He was a regular helper at Holy Trinity Episcopal Church's weekly soup kitchens.

And he was always happy to lend a hand. He delivered flowers for his daughter's flower shop, freely gave rides to friends and family and loved to cook big family meals.

"He was always on the spot," Williams said. "He would listen to people just to see what they needed.

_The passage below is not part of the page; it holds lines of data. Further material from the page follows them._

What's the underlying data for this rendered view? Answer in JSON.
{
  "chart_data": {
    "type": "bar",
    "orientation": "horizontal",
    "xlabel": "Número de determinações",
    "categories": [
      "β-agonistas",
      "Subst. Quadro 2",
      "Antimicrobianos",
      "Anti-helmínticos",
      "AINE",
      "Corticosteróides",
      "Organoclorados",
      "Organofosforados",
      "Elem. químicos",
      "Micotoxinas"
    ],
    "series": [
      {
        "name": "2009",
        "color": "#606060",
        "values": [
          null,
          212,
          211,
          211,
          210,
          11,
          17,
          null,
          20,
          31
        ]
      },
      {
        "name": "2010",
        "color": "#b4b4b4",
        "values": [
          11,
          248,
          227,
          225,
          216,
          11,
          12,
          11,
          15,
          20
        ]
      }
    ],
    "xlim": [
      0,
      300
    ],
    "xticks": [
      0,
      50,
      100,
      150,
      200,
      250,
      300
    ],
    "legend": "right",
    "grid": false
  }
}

When he heard my designer liked pecan pie, he brought pecan pie every time he came over."

And he was consistent.

At the end of a conversation with him, you could count on Hollands to deliver his favorite catch phrase with a smile:

"How about that?"

Hollands is survived by his lifetime partner and children's mother, Mary Ellen Forrester Hollands; sisters Idrienne Hollands Walker and Cassandra Hollands Harris; children Kisha Marchelle Hollands Turner, Konya Hollands Williams and King Madison Hollands Jr.; grandchildren MarKisha Ellen Hollands-Peoples, Anthony Louis Batey, III, Aaliyah Kishaun Batey Ashton, Deshaun Batey, Kenneth Eugene Ball, Adrian Scott, Akeem Monet Batey, Traci Williams, Trelon Eugene Williams and Danitria Danielle Turner; great-grandchildren Shaun Madison Harris, Anthony Louis Batey IV, Taylor Jeanne Medeiros-Batey, Tristan Eugene Williams, Martin Reid Hodge and Eleanor Ruby Williams.